PT KONTAK PERKASA FUTURES BALI 18/08/16 – Dollar AS di tengah perdagangan sesi Asia hari Kamis (18/8) bergerak lemah sekali setelah pelaku pasar menjual aset dollar mereka dan memilih investasi berdenominasi rival-rival utama dollar. Pasar meragukan kekuatan dollar AS setelah risalah pertemuan FOMC bulan lalu dirilis, sehingga nilai kurs utama global tersebut anjlok lagi masuki hari kelima berturut.

Sebelumnya pada perdagangan sesi Amerika dollar sempat memimpin perdagangan namun setelah Fed minutes dirilis pasar langsung menjual dollar cukup besar.
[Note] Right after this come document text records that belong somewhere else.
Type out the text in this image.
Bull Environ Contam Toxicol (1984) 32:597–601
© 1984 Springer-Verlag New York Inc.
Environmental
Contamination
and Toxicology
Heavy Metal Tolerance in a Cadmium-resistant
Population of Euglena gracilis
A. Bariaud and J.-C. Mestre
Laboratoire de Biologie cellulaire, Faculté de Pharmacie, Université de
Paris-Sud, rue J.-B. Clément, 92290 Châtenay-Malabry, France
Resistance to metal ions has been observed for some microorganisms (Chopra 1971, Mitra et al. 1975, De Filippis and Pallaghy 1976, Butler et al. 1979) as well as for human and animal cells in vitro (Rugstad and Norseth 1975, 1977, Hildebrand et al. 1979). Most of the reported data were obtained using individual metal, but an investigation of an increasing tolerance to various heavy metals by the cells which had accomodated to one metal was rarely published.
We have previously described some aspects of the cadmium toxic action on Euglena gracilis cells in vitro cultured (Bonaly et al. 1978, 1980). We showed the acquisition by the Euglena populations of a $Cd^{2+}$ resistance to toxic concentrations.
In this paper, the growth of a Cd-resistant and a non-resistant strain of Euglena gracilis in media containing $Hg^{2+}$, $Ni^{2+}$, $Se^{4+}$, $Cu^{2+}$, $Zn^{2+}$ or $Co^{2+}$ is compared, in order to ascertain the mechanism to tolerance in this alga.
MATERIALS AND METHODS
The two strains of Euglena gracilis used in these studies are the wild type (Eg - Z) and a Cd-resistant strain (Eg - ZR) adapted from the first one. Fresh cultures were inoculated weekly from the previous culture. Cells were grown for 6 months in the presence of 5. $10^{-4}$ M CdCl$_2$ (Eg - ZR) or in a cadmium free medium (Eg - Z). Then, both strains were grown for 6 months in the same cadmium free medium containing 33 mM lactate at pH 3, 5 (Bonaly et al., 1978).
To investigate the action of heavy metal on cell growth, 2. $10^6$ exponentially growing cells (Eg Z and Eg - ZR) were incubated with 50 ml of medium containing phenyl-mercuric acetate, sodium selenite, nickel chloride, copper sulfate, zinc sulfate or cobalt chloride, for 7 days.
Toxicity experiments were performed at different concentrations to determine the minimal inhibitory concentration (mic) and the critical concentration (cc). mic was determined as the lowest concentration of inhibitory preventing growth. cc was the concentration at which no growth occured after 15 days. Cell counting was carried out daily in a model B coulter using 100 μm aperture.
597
Risalah tersebut menunjukkan Fed masih belum mau menaikkan suku bunganya menimbang data-data ekonomi yang belum mendukungnya.  Setelah itu rival-rival utama khususnya euro dan pound  langsung melesat yang diikuti mata uang lainnya.

Untuk perdagangan hari ini pergerakan dollar masih sulit bergerak bullish meskipun data penting pada sesi Amerika untuk data Philly Fed manufacturing index berusaha memberikan sentimen positif. Namun data unemployment claims malam ini dapat memberikan sentimen negatif.

Indeks dolar yang mengukur kekuatan dollar AS terhadap enam mata uang utama perdagangan bergerak negatif setelah sebelumnya ditutup melemah tipis pada posisi 94.71  dan  pagi ini dibuka pada posisi 94.70.  Posisi dollar kini sedang berada di posisi terburuk selama 5 bulan terakhir.